Professor Akbar Ahmed
To sense some of the complexity of the Afghanistan that Victorian Britain chose to invade, you don't even need to leave contemporary London. I've
come to Ealing for an evening of Afghan food, music and traditional costume with a group of Afghans now resident here in West London. In this room, a
dizzying array of ethnic groups, Pashtun, Tajik, Hazara, Turkmen, Nuristani, all Afghans, and all holding different religious and political views.
The divisions and consequences of war have led to more than 5 million Afghans fleeing their country since the 1980s.
Rory speaks with two of the diners:
Do you think, for example, Britain should remain in Helmand?
"Until they will have the infrastructure in the proper way, I think they should remain."
You don't think the British should remain in Helmand?
The microcosm of Afghanistan is there in that room, and some of these people are now sitting down together around the table, and in those histories
and the suspicions of who joined the jihad, who came from which ethnic group, are many of the fissures that continue to haunt Afghanistan today.
And all this complexity and Afghan history, both ancient and modern, so difficult to understand, so often overlooked, still matters deeply for
all of us today. And it continues to preoccupy commentators, such as Akbar Ahmed, who I've come to meet here in Washington DC.
Professor Akbar Ahmed
Professor Ahmed, a Pakistani who once worked as an administrator on the North-West frontier with Afghanistan, arrived in the States where he
now teaches, a day before the World Trade Center attack. But his direct appeal to the White House for caution fell on deaf ears.
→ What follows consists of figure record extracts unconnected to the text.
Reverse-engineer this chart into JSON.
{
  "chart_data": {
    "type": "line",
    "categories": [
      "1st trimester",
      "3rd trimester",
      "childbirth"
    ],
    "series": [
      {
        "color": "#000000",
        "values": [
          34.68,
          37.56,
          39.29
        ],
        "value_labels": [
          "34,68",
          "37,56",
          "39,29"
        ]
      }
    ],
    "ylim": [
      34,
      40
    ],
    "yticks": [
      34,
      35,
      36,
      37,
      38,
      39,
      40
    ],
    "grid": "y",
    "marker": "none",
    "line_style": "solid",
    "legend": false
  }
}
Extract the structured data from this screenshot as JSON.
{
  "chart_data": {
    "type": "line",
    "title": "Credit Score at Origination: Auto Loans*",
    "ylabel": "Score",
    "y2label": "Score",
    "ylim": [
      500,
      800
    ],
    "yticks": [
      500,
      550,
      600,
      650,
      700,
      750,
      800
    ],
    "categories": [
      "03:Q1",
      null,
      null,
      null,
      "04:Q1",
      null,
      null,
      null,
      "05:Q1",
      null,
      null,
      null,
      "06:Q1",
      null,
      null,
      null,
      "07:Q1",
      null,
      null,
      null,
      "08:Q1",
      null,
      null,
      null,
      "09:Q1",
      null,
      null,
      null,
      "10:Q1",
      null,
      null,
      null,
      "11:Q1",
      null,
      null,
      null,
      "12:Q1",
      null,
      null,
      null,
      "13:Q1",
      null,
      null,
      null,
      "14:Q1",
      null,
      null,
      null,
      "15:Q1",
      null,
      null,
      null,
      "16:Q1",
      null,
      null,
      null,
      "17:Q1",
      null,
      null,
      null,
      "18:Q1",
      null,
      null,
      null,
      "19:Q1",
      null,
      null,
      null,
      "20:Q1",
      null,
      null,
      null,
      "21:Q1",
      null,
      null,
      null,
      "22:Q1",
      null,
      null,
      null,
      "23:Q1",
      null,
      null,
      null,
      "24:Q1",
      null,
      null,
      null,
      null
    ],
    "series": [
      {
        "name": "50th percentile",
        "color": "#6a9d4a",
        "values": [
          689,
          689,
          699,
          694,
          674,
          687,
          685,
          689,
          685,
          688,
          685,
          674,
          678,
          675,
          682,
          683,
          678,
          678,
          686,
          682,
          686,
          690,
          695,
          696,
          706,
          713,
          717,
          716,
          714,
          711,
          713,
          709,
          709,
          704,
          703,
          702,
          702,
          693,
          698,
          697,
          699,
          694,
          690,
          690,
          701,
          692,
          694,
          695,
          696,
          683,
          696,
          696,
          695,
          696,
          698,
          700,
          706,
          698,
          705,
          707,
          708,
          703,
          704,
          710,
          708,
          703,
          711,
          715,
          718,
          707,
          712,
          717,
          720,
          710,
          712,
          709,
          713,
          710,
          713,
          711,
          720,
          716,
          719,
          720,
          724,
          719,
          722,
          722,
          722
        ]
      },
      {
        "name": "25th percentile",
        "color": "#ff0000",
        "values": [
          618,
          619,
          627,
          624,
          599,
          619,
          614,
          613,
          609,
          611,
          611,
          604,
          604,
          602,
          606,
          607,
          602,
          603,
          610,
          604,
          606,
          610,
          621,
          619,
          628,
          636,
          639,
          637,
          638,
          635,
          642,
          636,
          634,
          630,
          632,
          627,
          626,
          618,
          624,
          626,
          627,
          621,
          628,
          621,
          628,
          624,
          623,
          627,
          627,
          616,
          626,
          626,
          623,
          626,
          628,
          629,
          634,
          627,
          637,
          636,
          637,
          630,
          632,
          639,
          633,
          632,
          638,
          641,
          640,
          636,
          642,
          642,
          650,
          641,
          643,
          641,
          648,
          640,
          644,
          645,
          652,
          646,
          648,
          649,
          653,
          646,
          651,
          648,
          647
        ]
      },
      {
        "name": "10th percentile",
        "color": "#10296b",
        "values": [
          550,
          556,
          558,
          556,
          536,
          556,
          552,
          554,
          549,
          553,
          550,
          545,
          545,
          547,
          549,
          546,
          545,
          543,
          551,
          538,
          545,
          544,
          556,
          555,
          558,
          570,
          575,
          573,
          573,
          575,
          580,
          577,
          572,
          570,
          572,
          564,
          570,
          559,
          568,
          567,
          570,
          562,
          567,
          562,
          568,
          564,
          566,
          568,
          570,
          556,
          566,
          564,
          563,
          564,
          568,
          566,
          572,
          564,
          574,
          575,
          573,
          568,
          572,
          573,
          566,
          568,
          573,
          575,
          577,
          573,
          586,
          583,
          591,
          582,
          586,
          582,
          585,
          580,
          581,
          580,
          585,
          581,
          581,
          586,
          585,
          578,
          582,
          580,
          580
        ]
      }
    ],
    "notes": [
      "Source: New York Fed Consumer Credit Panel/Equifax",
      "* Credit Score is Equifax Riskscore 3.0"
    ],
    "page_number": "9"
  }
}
Professor Ahmed "I think on 9/11 the US administration had no idea about Afghanistan, its tribes, its history, but it was so motivated, so
intensely motivated by a sense of anger, a sense of revenge, a sense of honour, that, at all costs, it had to rush into Afghanistan. I said
many, many superpowers have gone charging into Afghanistan. Be very careful. And that is the big problem, that when you combine arrogance
with a lack of knowledge of that part of the world, you are almost guaranteed to run into trouble."
I sensed this tension myself when I walked across Afghanistan shortly after 9/11. I found a hospitable and attractive country but still deeply
conservative, isolated and difficult for a foreigner to understand. It made me reflect on the superpowers who have so often invaded the mountains
of Afghanistan, how often they get caught up in their own strategic games, how easily the become out of touch, failing to grasp the complexity and
resistance of Afghanistan.
And I felt the same was true for the British in the 19th century. When they came, they were focused not on Afghanistan itself, but its
neighbours. If I had been a British redcoat standing on this wall in 1839, I would have been told that the reason I was here was that British
India lay to the East and Russia lay to the North, and Afghanistan was trapped between two expanding empires.
Afghanistan, a largely barren country, but with a rich Islamic civilisation, have long fought and traded with its Muslim and Asian neighbours,
but it had never encountered a non-Muslim power as alien as Britain. And yet, in the 1830s, Afghanistan was perceived, as it is believed to be
today, to be an immediate threat to British national security, a place for the politicians and generals of Empire to fret about.
For hundreds of years, all the conflicts had happened here in Europe and suddenly it exploded East. Russia raced towards Japan, Britain came into
India, and as these great empires expanded, there was this zone in between, almost a blank space on the map with very, very few towns, a place of
deserts and mountains.
And although these two empires were still 4000 miles apart, they were certain that they were about to meet. They were going to meet here, in Afghanistan.
As Britain and Russia stretched and flexed, Afghanistan, one of the most remote and impoverished kingdoms in the world, found itself sandwiched between
two empires who both claimed, at least, to be its friends.
Britain feared Russia might creep south towards British ruled India, the jewel in the crown of the Empire, and the second centre of British political
power. But suspicions worked both ways. The Russians were equally nervous about Britain moving north from its base in India.
Sensing that these two empires would collide in Afghanistan, the British government was hungry for intelligence on this blank space. A spy was dispatched.
Alexander Burnes, a man I believe to be one of our greatest ever political officers.